In an interview with Christianity Today, Barclay explains, "So while I disagree with the New Perspective in its sidelining grace within Paul's thought, I agree with its emphasis that Paul was fundamentally concerned with creating new communities that crossed ethnic and social boundaries."

===Criticism of N. T. Wright===
Although they maintain a warm relationship, Barclay has been an outspoken critic of N. T. Wright's work on Paul. This has led to several high-profile debates between the two, on 15 June 2016 at New College, Edinburgh University concerning each author's most recent books. They also debated Paul's relationship to the Roman Empire (the 'Paul and Empire' conversation) at the 2007 Society of Biblical Literature Annual Meeting in San Diego. Barclay's plenary speech from this session is now published as a chapter in his book: Pauline Churches and Diaspora Jews (Eerdmans, 2016).

==Selected works==
- Paul and the Power of Grace. Grand Rapids: Eerdmans, 2020.
- Jews in the Mediterranean Diaspora: From Alexander to Trajan (323 BCE to 117 CE). 2nd ed. Cornerstones. London: T&T Clark, 2018.
- Paul and the Gift. Grand Rapids: Eerdmans, 2015.

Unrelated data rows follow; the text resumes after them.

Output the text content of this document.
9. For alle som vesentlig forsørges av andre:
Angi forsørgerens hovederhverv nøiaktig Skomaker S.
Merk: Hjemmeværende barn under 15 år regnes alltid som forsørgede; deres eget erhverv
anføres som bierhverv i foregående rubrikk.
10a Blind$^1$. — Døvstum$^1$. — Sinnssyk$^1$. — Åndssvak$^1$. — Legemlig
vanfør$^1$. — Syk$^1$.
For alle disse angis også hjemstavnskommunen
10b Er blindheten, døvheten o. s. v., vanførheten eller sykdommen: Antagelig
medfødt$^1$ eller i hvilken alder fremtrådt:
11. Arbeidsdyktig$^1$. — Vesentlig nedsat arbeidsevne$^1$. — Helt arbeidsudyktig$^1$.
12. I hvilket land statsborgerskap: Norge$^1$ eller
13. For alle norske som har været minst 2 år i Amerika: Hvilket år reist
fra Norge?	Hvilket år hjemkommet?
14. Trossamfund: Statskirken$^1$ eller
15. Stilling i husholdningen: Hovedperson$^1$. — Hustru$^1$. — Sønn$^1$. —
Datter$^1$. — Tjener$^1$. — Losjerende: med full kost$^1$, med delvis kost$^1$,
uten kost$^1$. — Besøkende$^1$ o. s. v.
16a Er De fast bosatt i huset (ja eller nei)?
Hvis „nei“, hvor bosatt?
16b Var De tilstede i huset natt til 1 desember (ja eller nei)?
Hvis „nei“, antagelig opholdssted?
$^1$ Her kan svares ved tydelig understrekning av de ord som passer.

- The Last Years of Paul: Essays from the Tarragona Conference. Edited with Puig i Tàrrech and Jörg Frey. WUNT 352. Tübingen: Mohr Siebeck, 2015.
- Pauline Churches and Diaspora Jews. WUNT 275. Tübingen: Mohr Siebeck, 2011. Reprinted, Grand Rapids: Eerdmans, 2016.
- Against Apion. Flavius Josephus: Translation and Commentary 10. Leiden: Brill, 2006.
- Divine and Human Agency in Paul and His Cultural Environment. Edited with Simon Gathercole. LNTS 335. London: T&T Clark, 2006.
- (Ed.) Negotiating Diaspora: Jewish Strategies in the Roman Empire. LSTS 45. London: T&T Clark, 2004.
- Diaspora. Translated by Paolo Bernardini. Introduzione allo studio della Bibbia 17. Brescia: Paideia, 2004.
- Colossians and Philemon. Sheffield Guides. Sheffield: Sheffield Academic Press, 1997. Reprinted, T&T Clark Studies Guides. London: T&T Clark, 2004.
- Early Christian Thought in its Jewish Context. Edited with John Philip McMurdo Sweet. Cambridge: Cambridge University Press, 1996.
- Jews in the Mediterranean Diaspora: From Alexander to Trajan (323 BCE-117 CE). Berkeley: University of California Press, 1996.
- Obeying the Truth: A Study of Paul's Ethics in Galatians. London: T&T Clark, 1988.